The idea is to reduce ‘mass selection confusion’ or ‘overchoice’; terms explaining how an overload of options can make it impossible to choose, or be satisfied. Barry Schwartz, who wrote The Paradox of Choice explained that ironically, more options don’t make us happier.
“We end up less satisfied with the result of the choice than we would be if we had fewer options to choose from”.
Vetta taps into customer concerns about sustainability, desire for minimalism, and the urge to look good, without hurting the planet or taking hours to get dressed in the morning. They help their customers feel good, look good and stress less.
The @UKMUJI #brand is strong, consistent and relies on word of mouth to spread, making quality essential.
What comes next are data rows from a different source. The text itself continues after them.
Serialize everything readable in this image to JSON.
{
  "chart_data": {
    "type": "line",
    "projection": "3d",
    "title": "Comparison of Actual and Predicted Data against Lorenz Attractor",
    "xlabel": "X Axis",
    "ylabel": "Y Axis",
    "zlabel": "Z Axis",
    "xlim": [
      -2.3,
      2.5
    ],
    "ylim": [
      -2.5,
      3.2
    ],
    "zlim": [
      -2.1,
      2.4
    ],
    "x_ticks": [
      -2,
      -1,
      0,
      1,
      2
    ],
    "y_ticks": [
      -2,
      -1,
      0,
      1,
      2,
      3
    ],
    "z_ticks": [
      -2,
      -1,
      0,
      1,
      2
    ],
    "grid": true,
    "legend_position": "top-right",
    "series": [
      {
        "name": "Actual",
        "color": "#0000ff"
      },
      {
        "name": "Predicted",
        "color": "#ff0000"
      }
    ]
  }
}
It also literally means No Brand, Quality Goods. Click To Tweet
The word Muji literally means ‘no brand, quality goods’. Muji produce food, clothing and household items on the basis of keeping them simple, low cost and high quality, achieved through rationalised production processes. Head designer Hara says he thinks of Muji as a concept, not just a minimalist brand. Their aesthetic is simple and clean, with exclusively natural colours.
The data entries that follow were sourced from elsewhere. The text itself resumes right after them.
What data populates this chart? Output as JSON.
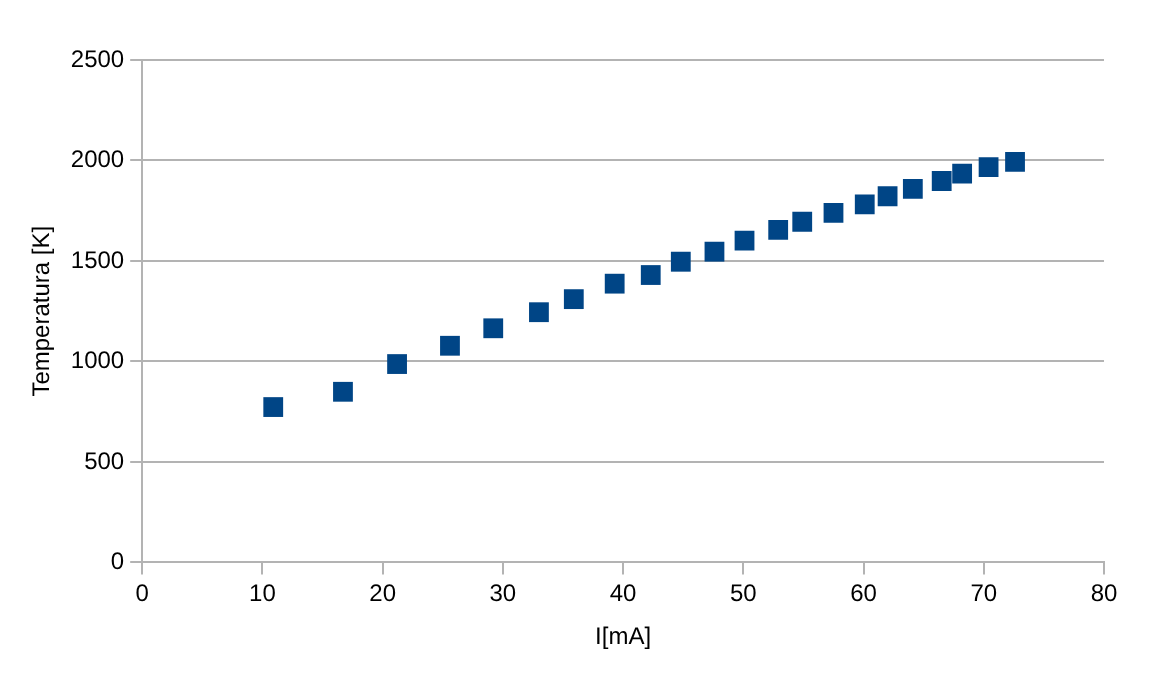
{
  "chart_data": {
    "type": "scatter",
    "xlabel": "I[mA]",
    "ylabel": "Temperatura [K]",
    "x": [
      10.9,
      16.7,
      21.2,
      25.6,
      29.2,
      33.0,
      35.9,
      39.3,
      42.3,
      44.8,
      47.6,
      50.1,
      52.9,
      54.9,
      57.5,
      60.1,
      62.0,
      64.1,
      66.5,
      68.2,
      70.4,
      72.6
    ],
    "series": [
      {
        "color": "#004586",
        "values": [
          773,
          849,
          987,
          1078,
          1165,
          1245,
          1310,
          1387,
          1430,
          1496,
          1546,
          1601,
          1655,
          1695,
          1739,
          1782,
          1822,
          1859,
          1898,
          1935,
          1967,
          1993
        ]
      }
    ],
    "xlim": [
      0,
      80
    ],
    "xticks": [
      0,
      10,
      20,
      30,
      40,
      50,
      60,
      70,
      80
    ],
    "ylim": [
      0,
      2500
    ],
    "yticks": [
      0,
      500,
      1000,
      1500,
      2000,
      2500
    ],
    "grid": "y",
    "legend": false,
    "marker": "square"
  }
}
Everything, from their toiletries, to their furniture, to their relentlessly crisp and austere hotels, follows their brand guidelines. Muji products are almost aggressively pared down, with all that is unnecessary eliminated. For example, their ubiquitous natural paper labels are a conscious rejection of the typical bleaching process. Their plain, white, refillable toiletry bottles help reduce the visual clutter in bathrooms. Their sleek zip up jackets are neutrally coloured and water repellent, combining function and elegance. They don’t sell anything so extravagant as a bed; they sell mattresses on legs.
The Muji brand is strong, consistent and relies on word of mouth to spread, making quality essential.
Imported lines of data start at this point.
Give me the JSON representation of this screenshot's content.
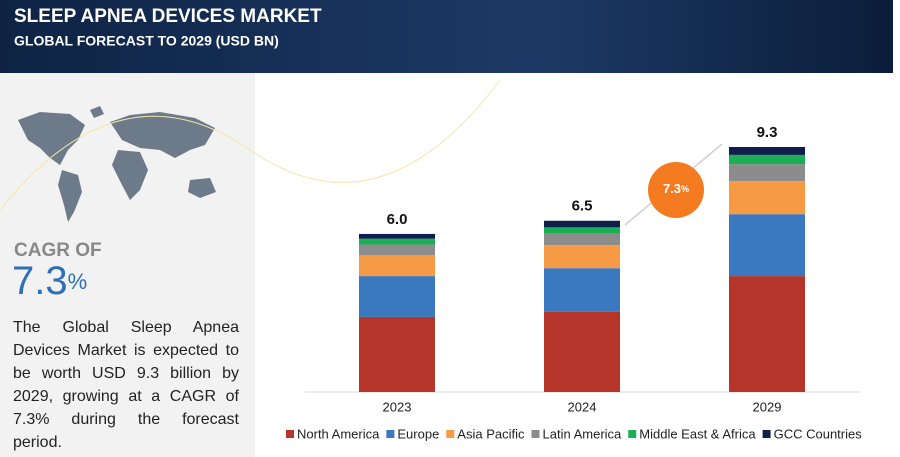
{
  "header": {
    "title": "SLEEP APNEA DEVICES MARKET",
    "subtitle": "GLOBAL FORECAST TO 2029 (USD BN)"
  },
  "summary": {
    "cagr_label": "CAGR OF",
    "cagr_value": "7.3",
    "cagr_unit": "%",
    "text": "The Global Sleep Apnea Devices Market is expected to be worth USD 9.3 billion by 2029, growing at a CAGR of 7.3% during the forecast period."
  },
  "chart_data": {
    "type": "stacked_bar",
    "categories": [
      "2023",
      "2024",
      "2029"
    ],
    "series": [
      {
        "name": "North America",
        "color": "#b5352b",
        "values": [
          2.85,
          3.05,
          4.4
        ]
      },
      {
        "name": "Europe",
        "color": "#3a78bf",
        "values": [
          1.55,
          1.65,
          2.35
        ]
      },
      {
        "name": "Asia Pacific",
        "color": "#f79a46",
        "values": [
          0.8,
          0.87,
          1.25
        ]
      },
      {
        "name": "Latin America",
        "color": "#8c8c8c",
        "values": [
          0.4,
          0.45,
          0.65
        ]
      },
      {
        "name": "Middle East & Africa",
        "color": "#1aaf54",
        "values": [
          0.22,
          0.23,
          0.35
        ]
      },
      {
        "name": "GCC Countries",
        "color": "#0f1f4d",
        "values": [
          0.18,
          0.25,
          0.3
        ]
      }
    ],
    "totals": [
      6.0,
      6.5,
      9.3
    ],
    "value_labels": [
      "6.0",
      "6.5",
      "9.3"
    ],
    "annotation": {
      "value": "7.3",
      "unit": "%"
    },
    "legend": "bottom"
  }
}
Where Beauty Pie, Vetta and Muji differ from Brandless is that they have made their ‘no-brand’ status aspirational. They tap into their customers emotions; make them feel included, wanted and special. These brands promise that you will be part of a club or movement. That you can be fashionable without destroying the planet, indulgent without being wasteful, chic without an army of stylists.
All three brands have a goal of ‘giving back’ in one form or another. Vetta produce sustainable, ethical clothing. Beauty Pie want to democratise high end beauty. Muji want to make the ‘pleasant life’ available to everyone, hence their range of pre-fab homes – the latest is designed specifically for senior citizens and starts at $160,000. This is a big deal in a country where the average house price is $337,000.
They offer ways to simplify and enhance life. They solve their consumers’ problems and offer elegant and satisfying solutions to their fears and concerns.
And they do this through branding. Their message, their logo, the materials they use, the colours they embrace; all these factors contribute to a thorough, robust and consistent communication with their desired customer. They also deliver consistently good products. If you eschew traditional marketing, your reputation is all you have, and must be impeccable. That reputation is part of the brand – to be seen as good, consistent and ethical is key.
Brandless failed at the essential cornerstones of brand identity – credibility and cohesion.